Reading in DMap structured SuperDARN data files


Data Map (DMap) is a binary self-describing format that was developed by Rob Barnes. This format is currently the primary format used by SuperDARN. For more information on DMap please see RST Documentation. Types of files used by SuperDARN which are usually accessed in DMap format are: - IQDAT - RAWACF - FITACF - GRID/GRD - MAP

This tutorial will focus on reading in DMap structured files using pyDARNio, including how to read compressed files and access common data fields.

Reading with SDarnRead

The basic code to read in a DMap structured file is as follows:

import pydarnio

file = "path/to/file"
SDarn_read = pydarnio.SDarnRead(file)

which puts the file contents into a Python class called SDarn_read.

Now you need to tell it what kind of file it is. For instance, if the file you were reading in is a FITACF file, you would write something like:

fitacf_data = SDarn_read.read_fitacf()

where the named variable fitacf_data is a python dictionary list containing all the data in the file. If you were reading a different kind of file, you would need to use the methods read_iqdat, read_rawacf, read_grid or read_map for their respective filetypes.

Reading a compressed file

To read a compressed file like bz2 (commonly used for SuperDARN data products), you will need to use bz2 library. The SDarnRead class allows the user to provide the file data as a stream of data which is what the bz2 returns when it reads a compressed file:

import bz2
import pydarnio

fitacf_file = path/to/file.bz2
with bz2.open(fitacf_file) as fp:
      fitacf_stream = fp.read()

reader = pydarnio.SDarnRead(fitacf_stream, True)
records = reader.read_fitacf()

Accessing data fields

To see the names of the variables you've loaded in and now have access to, try using the keys() method:

print(fitacf_data[0].keys())

which will tell you all the variables in the first [0th] record.

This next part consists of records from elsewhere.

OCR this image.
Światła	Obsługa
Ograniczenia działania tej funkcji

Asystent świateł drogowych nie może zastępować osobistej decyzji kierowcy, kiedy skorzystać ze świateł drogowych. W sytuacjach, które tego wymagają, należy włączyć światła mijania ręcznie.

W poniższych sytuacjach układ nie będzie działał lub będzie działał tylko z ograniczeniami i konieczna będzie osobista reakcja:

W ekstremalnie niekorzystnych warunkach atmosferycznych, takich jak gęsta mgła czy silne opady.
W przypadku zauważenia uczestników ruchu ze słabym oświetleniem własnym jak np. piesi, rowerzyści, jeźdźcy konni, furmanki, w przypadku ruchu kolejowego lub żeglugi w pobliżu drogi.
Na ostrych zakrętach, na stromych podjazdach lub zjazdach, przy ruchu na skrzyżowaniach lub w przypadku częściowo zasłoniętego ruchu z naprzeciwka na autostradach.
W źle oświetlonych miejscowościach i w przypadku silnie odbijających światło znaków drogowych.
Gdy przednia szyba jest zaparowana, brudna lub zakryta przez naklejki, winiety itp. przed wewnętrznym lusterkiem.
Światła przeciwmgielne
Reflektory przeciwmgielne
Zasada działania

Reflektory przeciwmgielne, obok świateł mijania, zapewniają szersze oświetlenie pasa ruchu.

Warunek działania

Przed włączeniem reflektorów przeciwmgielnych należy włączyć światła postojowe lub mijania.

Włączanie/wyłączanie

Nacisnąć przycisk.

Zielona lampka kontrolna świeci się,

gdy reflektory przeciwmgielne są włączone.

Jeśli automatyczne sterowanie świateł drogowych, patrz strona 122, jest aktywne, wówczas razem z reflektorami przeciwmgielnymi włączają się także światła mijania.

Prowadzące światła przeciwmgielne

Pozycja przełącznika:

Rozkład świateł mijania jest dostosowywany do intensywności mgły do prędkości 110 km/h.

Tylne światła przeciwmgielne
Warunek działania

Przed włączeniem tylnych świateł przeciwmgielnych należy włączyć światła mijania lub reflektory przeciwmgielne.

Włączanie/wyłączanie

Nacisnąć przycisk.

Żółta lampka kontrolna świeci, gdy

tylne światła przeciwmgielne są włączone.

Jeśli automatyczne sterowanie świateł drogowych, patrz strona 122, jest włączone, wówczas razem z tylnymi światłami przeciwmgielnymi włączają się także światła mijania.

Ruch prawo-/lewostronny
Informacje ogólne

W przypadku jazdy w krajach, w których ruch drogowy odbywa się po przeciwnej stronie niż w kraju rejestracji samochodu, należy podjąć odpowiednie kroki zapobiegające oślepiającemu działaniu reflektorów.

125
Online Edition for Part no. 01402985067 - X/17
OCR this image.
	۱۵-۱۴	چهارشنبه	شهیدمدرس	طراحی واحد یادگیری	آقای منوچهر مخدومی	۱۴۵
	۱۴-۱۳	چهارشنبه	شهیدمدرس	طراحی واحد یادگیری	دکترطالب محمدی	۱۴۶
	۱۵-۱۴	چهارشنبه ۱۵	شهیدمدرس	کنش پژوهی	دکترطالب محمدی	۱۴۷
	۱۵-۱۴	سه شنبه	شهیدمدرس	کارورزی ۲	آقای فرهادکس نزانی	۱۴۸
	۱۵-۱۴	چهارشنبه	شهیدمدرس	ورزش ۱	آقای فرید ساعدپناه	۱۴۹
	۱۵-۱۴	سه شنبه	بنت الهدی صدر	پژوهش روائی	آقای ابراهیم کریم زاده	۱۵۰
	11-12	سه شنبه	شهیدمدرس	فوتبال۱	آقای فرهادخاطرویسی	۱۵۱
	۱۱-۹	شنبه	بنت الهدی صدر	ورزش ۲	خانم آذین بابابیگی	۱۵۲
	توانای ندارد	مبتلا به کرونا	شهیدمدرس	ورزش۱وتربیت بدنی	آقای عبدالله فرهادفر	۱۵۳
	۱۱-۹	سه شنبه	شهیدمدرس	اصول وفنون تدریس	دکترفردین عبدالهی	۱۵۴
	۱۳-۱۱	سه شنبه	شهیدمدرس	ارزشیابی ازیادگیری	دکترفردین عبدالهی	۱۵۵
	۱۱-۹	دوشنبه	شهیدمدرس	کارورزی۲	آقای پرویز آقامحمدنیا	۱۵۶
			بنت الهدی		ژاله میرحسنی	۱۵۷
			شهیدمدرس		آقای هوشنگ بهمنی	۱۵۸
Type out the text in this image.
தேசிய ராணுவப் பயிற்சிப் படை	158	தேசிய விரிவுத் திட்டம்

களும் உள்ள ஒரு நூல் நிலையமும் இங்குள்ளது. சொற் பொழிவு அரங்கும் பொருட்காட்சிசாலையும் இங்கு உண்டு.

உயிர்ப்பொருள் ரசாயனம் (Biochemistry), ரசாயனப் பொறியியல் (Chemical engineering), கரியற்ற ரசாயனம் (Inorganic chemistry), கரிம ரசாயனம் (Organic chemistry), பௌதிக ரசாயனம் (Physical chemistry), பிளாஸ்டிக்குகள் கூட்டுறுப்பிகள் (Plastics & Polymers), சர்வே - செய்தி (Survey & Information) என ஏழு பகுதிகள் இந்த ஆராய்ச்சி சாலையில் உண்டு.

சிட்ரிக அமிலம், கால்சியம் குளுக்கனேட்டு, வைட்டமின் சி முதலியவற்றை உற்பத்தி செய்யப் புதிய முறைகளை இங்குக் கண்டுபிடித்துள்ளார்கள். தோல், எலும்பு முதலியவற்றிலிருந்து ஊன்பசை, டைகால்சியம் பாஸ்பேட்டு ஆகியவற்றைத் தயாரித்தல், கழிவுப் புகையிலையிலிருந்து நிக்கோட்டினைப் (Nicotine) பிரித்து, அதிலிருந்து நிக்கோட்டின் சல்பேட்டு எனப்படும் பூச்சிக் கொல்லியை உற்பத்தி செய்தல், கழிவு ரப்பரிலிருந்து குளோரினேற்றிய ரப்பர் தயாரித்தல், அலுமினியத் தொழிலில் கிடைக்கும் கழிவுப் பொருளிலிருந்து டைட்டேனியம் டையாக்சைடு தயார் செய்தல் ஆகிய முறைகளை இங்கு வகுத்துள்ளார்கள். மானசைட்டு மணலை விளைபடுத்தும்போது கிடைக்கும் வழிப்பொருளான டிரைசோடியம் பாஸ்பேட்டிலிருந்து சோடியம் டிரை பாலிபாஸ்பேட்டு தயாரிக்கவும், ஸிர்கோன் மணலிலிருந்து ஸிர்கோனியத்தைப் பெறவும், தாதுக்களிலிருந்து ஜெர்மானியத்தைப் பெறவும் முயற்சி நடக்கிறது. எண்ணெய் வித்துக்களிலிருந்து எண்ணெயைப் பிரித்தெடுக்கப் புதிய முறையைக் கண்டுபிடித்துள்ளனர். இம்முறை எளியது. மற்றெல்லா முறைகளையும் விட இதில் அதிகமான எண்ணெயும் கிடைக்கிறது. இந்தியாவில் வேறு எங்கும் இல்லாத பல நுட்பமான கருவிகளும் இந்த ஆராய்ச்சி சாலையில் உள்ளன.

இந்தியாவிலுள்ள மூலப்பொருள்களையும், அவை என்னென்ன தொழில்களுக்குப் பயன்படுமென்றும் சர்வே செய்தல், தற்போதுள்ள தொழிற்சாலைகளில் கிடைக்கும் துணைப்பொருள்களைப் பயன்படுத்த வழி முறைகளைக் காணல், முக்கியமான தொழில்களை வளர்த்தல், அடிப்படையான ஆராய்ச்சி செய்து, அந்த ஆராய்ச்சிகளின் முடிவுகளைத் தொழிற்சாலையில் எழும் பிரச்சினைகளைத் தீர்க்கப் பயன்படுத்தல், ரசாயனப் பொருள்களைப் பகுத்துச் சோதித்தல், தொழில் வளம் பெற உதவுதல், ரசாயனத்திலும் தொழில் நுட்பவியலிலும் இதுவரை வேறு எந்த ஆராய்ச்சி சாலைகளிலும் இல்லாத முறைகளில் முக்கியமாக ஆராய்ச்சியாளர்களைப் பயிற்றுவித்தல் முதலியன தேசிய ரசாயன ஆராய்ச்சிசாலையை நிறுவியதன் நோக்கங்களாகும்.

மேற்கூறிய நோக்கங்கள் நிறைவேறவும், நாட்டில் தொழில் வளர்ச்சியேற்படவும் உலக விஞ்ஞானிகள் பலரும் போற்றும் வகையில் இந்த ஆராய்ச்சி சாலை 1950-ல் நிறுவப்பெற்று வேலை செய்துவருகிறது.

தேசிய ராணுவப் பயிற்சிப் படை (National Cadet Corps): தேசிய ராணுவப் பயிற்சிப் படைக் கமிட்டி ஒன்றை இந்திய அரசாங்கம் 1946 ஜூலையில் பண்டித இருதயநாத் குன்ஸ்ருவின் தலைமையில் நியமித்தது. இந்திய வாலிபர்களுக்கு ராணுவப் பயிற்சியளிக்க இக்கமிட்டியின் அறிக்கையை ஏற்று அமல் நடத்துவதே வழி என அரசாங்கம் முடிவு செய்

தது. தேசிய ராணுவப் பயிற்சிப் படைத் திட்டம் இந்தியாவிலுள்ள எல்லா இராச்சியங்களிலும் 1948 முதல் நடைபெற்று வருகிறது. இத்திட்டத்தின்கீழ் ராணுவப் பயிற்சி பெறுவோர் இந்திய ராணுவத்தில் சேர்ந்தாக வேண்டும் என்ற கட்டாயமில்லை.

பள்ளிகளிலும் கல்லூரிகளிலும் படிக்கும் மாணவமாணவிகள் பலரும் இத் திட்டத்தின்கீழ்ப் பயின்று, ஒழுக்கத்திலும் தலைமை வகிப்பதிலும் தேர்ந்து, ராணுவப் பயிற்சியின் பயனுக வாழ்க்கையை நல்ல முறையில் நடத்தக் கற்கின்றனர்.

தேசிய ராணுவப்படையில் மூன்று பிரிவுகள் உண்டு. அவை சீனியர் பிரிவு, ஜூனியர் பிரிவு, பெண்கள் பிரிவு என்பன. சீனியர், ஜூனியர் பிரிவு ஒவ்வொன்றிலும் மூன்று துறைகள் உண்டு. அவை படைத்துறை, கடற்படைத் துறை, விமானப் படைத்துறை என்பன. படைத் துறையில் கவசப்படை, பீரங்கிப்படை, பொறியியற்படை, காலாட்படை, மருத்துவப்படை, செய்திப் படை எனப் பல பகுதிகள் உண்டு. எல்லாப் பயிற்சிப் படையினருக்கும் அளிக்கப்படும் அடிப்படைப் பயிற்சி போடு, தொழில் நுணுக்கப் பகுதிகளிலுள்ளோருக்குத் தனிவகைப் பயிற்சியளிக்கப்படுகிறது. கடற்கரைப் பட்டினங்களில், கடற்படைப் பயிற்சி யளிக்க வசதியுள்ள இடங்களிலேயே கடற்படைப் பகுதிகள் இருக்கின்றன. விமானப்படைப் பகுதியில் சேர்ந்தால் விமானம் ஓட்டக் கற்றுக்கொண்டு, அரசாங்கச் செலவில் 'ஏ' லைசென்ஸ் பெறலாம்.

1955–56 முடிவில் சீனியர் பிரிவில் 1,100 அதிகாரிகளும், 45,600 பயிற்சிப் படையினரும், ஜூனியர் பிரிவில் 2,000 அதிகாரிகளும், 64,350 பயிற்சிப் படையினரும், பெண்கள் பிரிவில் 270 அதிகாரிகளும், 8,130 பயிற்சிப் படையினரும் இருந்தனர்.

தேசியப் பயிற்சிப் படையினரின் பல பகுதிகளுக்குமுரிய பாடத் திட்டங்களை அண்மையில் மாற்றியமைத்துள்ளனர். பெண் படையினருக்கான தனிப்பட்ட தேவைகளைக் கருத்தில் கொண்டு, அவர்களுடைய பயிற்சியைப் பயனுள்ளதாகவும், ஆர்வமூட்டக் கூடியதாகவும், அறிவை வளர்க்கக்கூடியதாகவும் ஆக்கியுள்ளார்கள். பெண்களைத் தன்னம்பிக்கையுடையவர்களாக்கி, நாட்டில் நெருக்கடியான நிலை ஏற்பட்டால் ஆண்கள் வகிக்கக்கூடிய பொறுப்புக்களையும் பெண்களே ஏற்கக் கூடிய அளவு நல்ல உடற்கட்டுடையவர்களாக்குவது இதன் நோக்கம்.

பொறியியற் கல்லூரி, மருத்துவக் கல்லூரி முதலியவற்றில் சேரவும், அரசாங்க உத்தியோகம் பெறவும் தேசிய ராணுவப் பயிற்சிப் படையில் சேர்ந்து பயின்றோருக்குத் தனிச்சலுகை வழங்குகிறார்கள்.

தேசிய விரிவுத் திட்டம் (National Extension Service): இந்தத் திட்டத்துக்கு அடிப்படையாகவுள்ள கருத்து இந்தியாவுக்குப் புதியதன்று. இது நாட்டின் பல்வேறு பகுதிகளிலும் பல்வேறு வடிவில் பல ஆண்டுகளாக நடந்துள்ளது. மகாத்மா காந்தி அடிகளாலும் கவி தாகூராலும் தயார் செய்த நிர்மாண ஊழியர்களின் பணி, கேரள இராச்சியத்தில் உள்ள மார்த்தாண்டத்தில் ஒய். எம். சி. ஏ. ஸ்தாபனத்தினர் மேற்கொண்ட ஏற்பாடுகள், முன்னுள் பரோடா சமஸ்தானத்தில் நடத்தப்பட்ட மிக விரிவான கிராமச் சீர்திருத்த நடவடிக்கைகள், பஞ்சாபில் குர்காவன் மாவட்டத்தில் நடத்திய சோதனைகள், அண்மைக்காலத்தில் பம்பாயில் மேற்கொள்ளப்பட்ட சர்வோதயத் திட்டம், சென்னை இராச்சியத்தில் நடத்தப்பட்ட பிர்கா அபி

Let's say you loaded in a MAP file, and wanted to grab the cross polar-cap potentials for each record:

file = "20150302.n.map"
SDarn_read = pydarnio.SDarnRead(file)
map_data = SDarn_read.read_map()

cpcps=[i['pot.drop'] for i in map_data]

Other Examples

Other examples of using pyDARNio with file reading is for reading in multiple 2-hour files, sorting them, and concatenating the data together. For example, you may do something like this, using the glob library:

import bz2 
import pydarnio 

from glob import glob

fitacf_files = glob('path/to/fitacf/files/<date>*<radar>*.fitacf.bz2')

# assuming they are named via date and time
fitacf_files.sort()
print("Reading in fitacf files")
for fitacf_file in fitacf_files:
    with bz2.open(fitacf_file) as fp:
        fitacf_stream = fp.read()

    reader = pydarnio.SDarnRead(fitacf_stream, True)
    records = reader.read_fitacf()
    data += records
print("Reading complete...")

DMapRead

In pyDARNio, there also exists a class called DMapRead, which you can use in place of SDarnRead to read in any generic DMap structured file. However, pyDARNio won't test its integrity as it doesn't know what file it's supposed to be. If you're reading a SuperDARN file from one of the official data mirrors, then it is best to use SDarnRead in general.